Ayahnya, Raden Rangga Somanagara, adalah seorang Patih Bandung yang memiliki semangat nasionalisme dan kerap menentang kebijakan kolonial Belanda.
Baca Juga: Dewi Sartika Pelita Pendidikan Perempuan Jawa Barat, Pendiri 'Sakola Istri'
Lingkungan keluarga yang menghargai pendidikan memungkinkan Dewi dan saudara-saudaranya menempuh pendidikan di Eerste Klasse Inlandsche School, tempat mereka belajar bahasa Belanda, Inggris, serta nilai moral dan etika.
Namun, hidup Dewi berubah ketika ayahnya dituduh berkonspirasi melawan pemerintah kolonial dan diasingkan.
Dewi yang masih kecil kemudian tinggal di rumah pamannya di Cicalengka. Di sana, ia sering mengalami diskriminasi karena dianggap sebagai anak pemberontak.
Meski menghadapi perlakuan tidak adil, Dewi tetap tegar. Ia mengisi hari-harinya dengan mempelajari keterampilan rumah tangga.
Pengalaman ini menguatkan pandangan Dewi tentang pentingnya kemandirian bagi perempuan, yang nantinya menjadi inspirasi dalam memperjuangkan pendidikan perempuan.
Latar Belakang Berdirinya Sakola Kautamaan Isteri
Sejak kecil, Dewi Sartika sudah bercita-cita menjadi guru.
Ia sering mengajari anak-anak di sekitar kepatihan cara membaca, menulis, dan berbahasa Belanda.

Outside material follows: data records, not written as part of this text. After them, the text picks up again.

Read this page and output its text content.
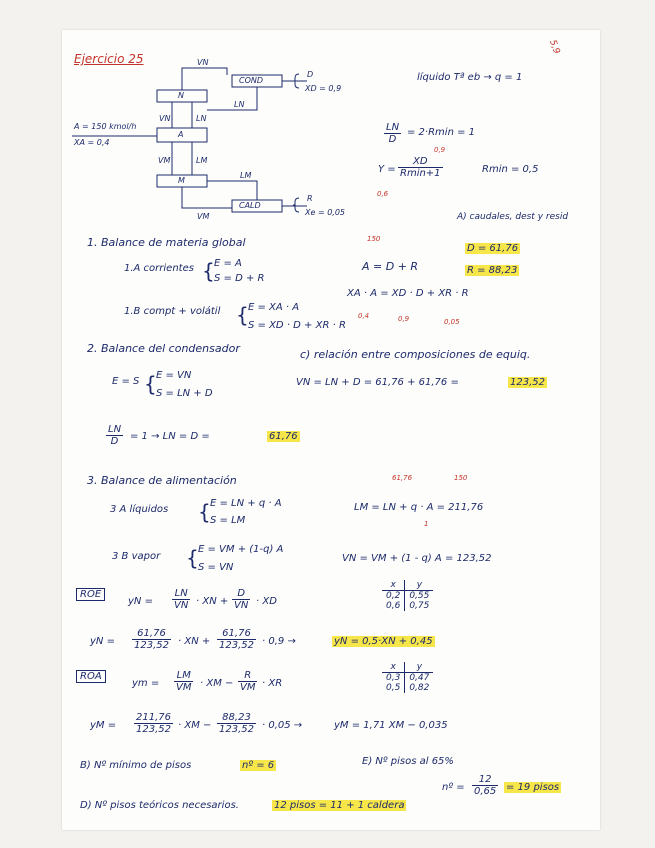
Ejercicio 25
5,9
VN
COND
D
XD = 0,9
N
LN
VN	LN
A = 150 kmol/h
XA = 0,4
A
VM	LM
M
LM
CALD
VM
R
Xe = 0,05
líquido Tª eb → q = 1
$\frac{LN}{D} = 2\cdot Rmin = 1$
Y =
XD
Rmin+1
0,9
0,6
Rmin = 0,5
A) caudales, dest y resid
1. Balance de materia global	150
D = 61,76
R = 88,23
1.A corrientes { E = A
S = D + R
A = D + R
XA · A = XD · D + XR · R
1.B compt + volátil { E = XA · A
S = XD · D + XR · R
0,4	0,9	0,05
2. Balance del condensador	c) relación entre composiciones de equiq.
E = S { E = VN
S = LN + D
VN = LN + D = 61,76 + 61,76 =	123,52
$\frac{LN}{D} = 1$ → LN = D =	61,76
3. Balance de alimentación	61,76	150
3 A líquidos { E = LN + q · A
S = LM
LM = LN + q · A = 211,76
1
3 B vapor { E = VM + (1-q) A
S = VN
VN = VM + (1 - q) A = 123,52
ROE
yN = $\frac{LN}{VN}$ · XN + $\frac{D}{VN}$ · XD
x	y
0,2	0,55
0,6	0,75
yN = $\frac{61,76}{123,52}$ · XN + $\frac{61,76}{123,52} \cdot 0,9$ →	yN = 0,5·XN + 0,45
ROA
ym = $\frac{LM}{VM}$ · XM − $\frac{R}{VM}$ · XR
x	y
0,3	0,47
0,5	0,82
yM = $\frac{211,76}{123,52}$ · XM − $\frac{88,23}{123,52} \cdot 0,05$ →	yM = 1,71 XM − 0,035
B) Nº mínimo de pisos	nº = 6	E) Nº pisos al 65%
nº = $\frac{12}{0,65} = 19$ pisos
D) Nº pisos teóricos necesarios.	12 pisos = 11 + 1 caldera
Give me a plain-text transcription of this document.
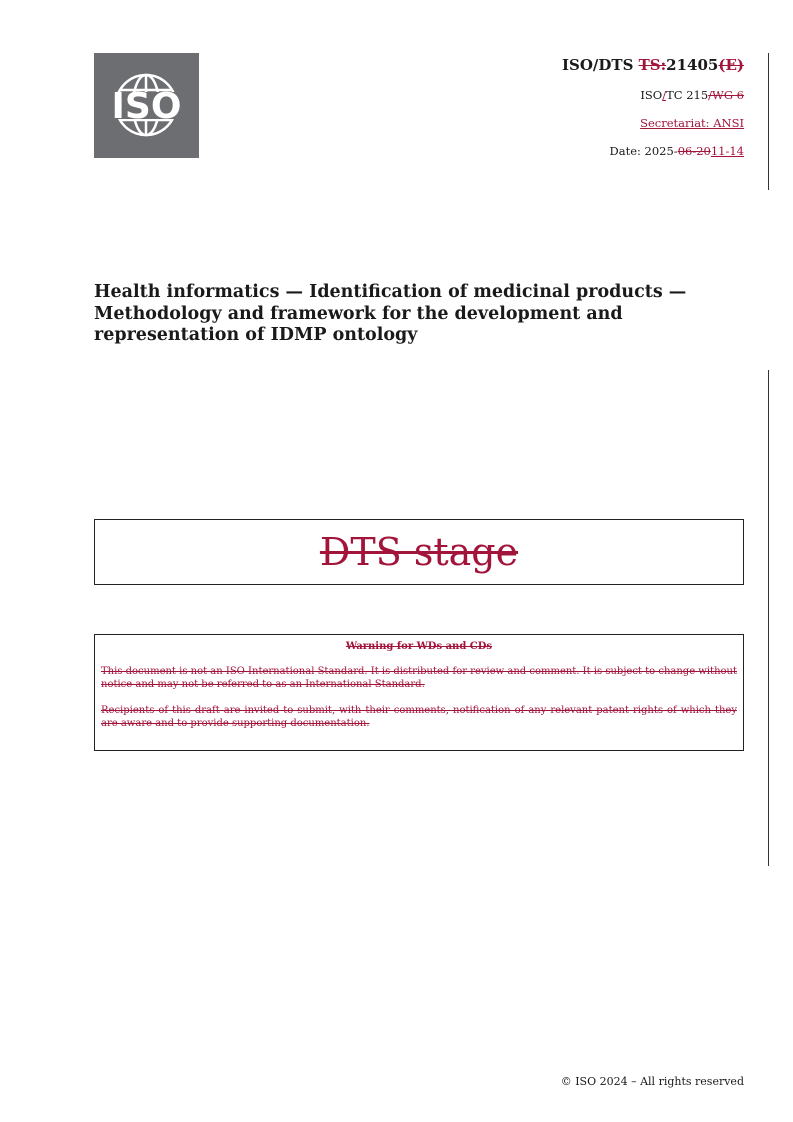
ISO
ISO/DTS TS:21405(E)
ISO/TC 215/WG 6
Secretariat: ANSI
Date: 2025-06-2011-14
Health informatics — Identification of medicinal products — Methodology and framework for the development and representation of IDMP ontology
DTS stage
Warning for WDs and CDs
This document is not an ISO International Standard. It is distributed for review and comment. It is subject to change without notice and may not be referred to as an International Standard.
Recipients of this draft are invited to submit, with their comments, notification of any relevant patent rights of which they are aware and to provide supporting documentation.
© ISO 2024 – All rights reserved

Tekadnya semakin kuat setelah ayahnya diasingkan, dan ibunya menyusul ke Ternate, sehingga Dewi dan saudara-saudaranya harus hidup mandiri di Bandung.
Pengalaman hidup yang penuh tantangan ini membuat Dewi semakin yakin bahwa pendidikan adalah kunci bagi perempuan untuk bisa mandiri.
Pada masa itu, pendidikan formal bagi perempuan terbatas, lebih banyak diarahkan pada keterampilan rumah tangga.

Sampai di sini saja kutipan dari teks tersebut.